Jessie Brown confers with Paul Fratiello outside the Nina Harris building in Pinellas Park.
“I didn’t know who to turn to,” Brown says. “I tried reaching out to three local high school STEM programs and clubs to help us, but it never went anywhere. Then Paul came along. He was at the right place at the right time, thank goodness.”
But back to the project at hand. There are devices, Brown says, that play recorded messages for disabled students. But they sometimes require the student to press a button, or they are affected by changes in the lighting. And they typically cost several hundred dollars. The one Hilton made cost about $60.
“Jessie contacted us this year and said they have a student with a specific need,” Hilton says. “She said they have a device, but it doesn’t work very well, and she asked if there is anything we can do that will work better? After that, we were off to the races.”
Hilton says he was already familiar with gesture sensors and infrared devices to measure proximity, like you’d find in a paper-towel dispenser in a restroom. “Once we found a sensor we thought might work,” he says, “Eckerd students started to build out other parts for the recording and the power supply.”
Brown tried out the box on three Nina Harris students and was favorably impressed. But some students, like Cristiano, struggled with it. “So Paul and I and several of our students have discussed different modifications,” says Hilton.
First-years Noah Kazansky (left) and Sam Schmidt Hansen ponder how to mount the speaker.
“I was thinking of adding two sensors to increase the range,” adds Noah. “We’ve got to fix that.”
That sense of obligation is not lost on Hilton. “Accessibility issues for these kids are enormous,” he says. “A school like Nina Harris does not have the resources to engage with professional engineers to build the kind of devices they need. It’s not financially feasible. So to have students able to work on something like this is really a remarkable thing.

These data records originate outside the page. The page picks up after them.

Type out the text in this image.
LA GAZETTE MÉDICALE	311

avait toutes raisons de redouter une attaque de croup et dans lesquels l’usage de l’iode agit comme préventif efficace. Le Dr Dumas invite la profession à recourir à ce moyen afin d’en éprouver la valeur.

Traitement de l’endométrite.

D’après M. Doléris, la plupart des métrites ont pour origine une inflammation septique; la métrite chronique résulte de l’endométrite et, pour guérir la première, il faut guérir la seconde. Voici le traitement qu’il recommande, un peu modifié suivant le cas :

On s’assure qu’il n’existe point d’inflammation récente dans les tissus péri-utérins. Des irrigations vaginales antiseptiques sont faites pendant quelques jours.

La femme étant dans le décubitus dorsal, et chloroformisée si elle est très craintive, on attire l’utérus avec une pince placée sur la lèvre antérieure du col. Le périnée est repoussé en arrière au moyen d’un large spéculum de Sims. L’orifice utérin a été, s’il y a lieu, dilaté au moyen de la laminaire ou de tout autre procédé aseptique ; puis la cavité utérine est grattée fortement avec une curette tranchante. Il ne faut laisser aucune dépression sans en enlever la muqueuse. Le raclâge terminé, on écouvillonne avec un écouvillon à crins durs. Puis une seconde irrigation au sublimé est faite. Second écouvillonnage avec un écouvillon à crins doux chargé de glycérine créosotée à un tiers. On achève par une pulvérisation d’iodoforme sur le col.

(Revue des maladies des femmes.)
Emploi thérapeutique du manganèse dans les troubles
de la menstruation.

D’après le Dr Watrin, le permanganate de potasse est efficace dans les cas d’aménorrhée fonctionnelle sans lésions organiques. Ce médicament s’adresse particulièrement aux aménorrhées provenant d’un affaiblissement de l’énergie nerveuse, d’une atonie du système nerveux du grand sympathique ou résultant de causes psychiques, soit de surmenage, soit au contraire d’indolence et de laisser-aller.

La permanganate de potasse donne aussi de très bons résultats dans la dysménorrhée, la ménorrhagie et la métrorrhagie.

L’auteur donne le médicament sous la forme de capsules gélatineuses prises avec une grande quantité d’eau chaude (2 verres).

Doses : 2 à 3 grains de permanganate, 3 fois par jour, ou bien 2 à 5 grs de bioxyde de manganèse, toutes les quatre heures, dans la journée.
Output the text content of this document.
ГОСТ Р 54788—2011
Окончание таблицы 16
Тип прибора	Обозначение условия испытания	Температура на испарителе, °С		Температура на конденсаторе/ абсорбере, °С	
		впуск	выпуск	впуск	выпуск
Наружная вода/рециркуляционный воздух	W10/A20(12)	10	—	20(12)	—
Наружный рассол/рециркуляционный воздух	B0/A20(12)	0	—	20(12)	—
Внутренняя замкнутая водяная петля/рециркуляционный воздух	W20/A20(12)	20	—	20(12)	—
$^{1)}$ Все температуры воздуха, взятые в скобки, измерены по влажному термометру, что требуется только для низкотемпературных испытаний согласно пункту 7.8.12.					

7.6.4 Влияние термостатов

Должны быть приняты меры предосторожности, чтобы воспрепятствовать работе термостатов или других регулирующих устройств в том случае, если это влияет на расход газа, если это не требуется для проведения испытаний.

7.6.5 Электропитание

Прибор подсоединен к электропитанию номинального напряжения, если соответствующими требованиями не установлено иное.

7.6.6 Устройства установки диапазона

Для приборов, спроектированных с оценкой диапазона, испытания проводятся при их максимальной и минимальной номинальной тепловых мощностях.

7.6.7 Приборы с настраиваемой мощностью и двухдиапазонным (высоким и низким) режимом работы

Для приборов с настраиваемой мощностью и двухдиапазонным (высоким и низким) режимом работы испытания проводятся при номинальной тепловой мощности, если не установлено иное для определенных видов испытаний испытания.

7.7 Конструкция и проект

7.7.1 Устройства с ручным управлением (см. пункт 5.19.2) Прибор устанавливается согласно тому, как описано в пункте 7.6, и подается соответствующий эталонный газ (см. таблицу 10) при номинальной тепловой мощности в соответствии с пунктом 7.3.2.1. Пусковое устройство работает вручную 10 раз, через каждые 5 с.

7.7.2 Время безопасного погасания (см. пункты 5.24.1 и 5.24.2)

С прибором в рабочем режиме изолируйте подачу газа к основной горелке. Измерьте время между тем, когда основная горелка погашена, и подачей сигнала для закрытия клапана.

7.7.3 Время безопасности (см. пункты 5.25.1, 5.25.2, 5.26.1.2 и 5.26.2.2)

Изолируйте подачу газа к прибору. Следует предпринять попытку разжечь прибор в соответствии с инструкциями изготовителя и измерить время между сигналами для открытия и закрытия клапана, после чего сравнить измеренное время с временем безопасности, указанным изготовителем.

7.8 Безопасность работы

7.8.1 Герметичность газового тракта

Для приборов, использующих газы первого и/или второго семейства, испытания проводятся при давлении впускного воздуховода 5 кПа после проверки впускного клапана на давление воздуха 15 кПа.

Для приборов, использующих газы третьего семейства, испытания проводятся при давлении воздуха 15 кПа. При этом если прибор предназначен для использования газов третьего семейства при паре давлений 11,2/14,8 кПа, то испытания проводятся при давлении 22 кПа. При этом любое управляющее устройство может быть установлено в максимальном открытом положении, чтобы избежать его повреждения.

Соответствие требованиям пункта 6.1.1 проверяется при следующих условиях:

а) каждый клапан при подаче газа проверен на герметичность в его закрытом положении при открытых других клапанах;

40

“Each one of the children has such a unique and specific need, so even if we can help just one child a year, that’s something that couldn’t happen without the kind of collaboration we have with Nina Harris.”
Hilton and Fratiello agree that helping design and build devices that make life and learning easier for disabled students is the main goal for the Eckerd students. “But there’s also an important lesson for them,” Brown adds, “and it happens here at Nina Harris. They [Eckerd students] see that not everyone is like them, and that there’s nothing scary about being around children who are so significantly impacted by their disabilities.
“And then later,” she adds with a smile, “when the Eckerd students are working for Microsoft or Apple or someone else, they’ll remember the importance of accessibility.”